What of the effects of § 9(h) upon the rights of speech and assembly of those proscribed by its terms? The statute does not prevent or punish by criminal sanctions the making of a speech, the affiliation with any organization, or the holding of any belief. But, as we have noted, the fact that no direct restraint or punishment is imposed upon speech or assembly does not determine the free speech question. Under some circumstances, indirect "discouragements" undoubtedly have the same coercive effect upon the exercise of First Amendment rights as imprisonment, fines, injunctions or taxes. A requirement that adherents of particular religious faiths or political parties wear identifying arm-bands, for example, is obviously of this nature.
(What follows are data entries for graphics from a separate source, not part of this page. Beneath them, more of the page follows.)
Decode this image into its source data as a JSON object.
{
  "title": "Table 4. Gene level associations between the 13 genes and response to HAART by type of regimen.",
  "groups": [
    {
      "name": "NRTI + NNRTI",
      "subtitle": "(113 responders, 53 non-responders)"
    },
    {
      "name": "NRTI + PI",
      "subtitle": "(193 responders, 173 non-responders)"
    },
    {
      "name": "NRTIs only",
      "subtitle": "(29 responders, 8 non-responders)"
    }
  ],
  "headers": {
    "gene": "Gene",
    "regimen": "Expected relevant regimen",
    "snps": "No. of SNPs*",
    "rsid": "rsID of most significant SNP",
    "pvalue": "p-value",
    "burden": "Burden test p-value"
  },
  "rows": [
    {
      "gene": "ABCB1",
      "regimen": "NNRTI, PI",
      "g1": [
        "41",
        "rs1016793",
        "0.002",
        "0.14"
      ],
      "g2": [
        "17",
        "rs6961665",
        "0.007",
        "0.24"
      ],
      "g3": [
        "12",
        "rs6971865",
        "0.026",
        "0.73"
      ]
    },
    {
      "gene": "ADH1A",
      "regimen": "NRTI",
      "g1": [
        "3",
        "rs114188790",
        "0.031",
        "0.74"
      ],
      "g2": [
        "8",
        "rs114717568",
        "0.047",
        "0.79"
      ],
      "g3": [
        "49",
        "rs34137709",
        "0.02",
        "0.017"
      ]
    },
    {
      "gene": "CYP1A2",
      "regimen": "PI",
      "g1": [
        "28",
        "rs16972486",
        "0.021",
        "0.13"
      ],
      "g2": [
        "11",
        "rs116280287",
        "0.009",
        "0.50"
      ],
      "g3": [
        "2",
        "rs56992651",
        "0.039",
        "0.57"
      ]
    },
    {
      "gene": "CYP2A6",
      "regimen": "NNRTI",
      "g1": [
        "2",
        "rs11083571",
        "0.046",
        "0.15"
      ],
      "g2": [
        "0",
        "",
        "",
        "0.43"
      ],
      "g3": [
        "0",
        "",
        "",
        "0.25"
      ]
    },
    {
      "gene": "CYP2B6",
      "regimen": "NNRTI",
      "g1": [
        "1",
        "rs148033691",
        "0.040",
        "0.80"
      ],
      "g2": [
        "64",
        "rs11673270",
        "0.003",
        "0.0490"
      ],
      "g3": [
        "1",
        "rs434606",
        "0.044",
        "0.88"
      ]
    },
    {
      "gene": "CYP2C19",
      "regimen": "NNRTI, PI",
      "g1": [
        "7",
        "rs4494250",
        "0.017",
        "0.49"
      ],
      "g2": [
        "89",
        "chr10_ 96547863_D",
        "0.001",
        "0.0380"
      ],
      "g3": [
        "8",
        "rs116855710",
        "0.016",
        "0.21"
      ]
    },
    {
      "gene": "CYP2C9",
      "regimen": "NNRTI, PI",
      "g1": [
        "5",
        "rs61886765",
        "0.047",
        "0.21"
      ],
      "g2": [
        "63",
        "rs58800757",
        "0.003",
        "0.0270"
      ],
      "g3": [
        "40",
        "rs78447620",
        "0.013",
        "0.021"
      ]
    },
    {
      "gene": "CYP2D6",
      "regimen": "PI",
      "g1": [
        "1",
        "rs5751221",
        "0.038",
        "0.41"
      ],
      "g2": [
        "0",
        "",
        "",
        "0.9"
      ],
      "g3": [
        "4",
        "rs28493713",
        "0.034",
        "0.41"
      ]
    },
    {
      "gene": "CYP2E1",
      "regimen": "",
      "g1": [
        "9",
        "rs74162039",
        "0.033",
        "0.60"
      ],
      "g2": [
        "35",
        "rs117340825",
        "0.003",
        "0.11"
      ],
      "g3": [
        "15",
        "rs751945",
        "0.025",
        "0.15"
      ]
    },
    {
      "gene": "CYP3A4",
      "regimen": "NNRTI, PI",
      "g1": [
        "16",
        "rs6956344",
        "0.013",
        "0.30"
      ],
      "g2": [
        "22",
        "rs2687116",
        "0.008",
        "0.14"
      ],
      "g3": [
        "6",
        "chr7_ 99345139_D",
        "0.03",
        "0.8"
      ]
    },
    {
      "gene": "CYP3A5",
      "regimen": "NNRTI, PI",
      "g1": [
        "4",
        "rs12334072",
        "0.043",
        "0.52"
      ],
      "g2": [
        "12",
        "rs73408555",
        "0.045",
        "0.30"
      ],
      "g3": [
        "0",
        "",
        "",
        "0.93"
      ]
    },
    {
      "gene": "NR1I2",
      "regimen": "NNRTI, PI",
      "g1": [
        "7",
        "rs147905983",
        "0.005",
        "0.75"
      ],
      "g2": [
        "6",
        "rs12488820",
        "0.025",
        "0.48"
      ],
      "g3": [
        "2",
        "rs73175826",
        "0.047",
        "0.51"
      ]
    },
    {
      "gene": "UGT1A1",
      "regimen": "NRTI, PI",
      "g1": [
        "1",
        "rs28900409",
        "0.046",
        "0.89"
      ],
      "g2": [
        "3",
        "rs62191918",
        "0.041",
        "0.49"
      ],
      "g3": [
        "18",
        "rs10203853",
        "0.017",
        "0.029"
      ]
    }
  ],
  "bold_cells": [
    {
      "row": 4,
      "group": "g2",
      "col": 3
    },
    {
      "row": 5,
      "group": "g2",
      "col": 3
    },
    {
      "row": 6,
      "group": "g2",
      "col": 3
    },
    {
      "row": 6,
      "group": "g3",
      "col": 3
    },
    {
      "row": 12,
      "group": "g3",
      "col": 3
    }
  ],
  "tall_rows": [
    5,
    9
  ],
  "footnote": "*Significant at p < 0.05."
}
But we have here no statute which is either frankly aimed at the suppression of dangerous ideas, nor one which, although ostensibly aimed at the regulation of conduct, may actually "be made the instrument of arbitrary suppression of free expression of views."

In this legislation, Congress did not restrain the activities of the Communist Party as a political organization; nor did it attempt to stifle beliefs. Section 9(h) touches only a relative handful of persons, leaving the great majority of persons of the identified affiliations and beliefs completely free from restraint. And it leaves those few who are affected free to maintain their affiliations and beliefs subject only to possible loss of positions which Congress has concluded are being abused to the injury of the public by members of the described groups.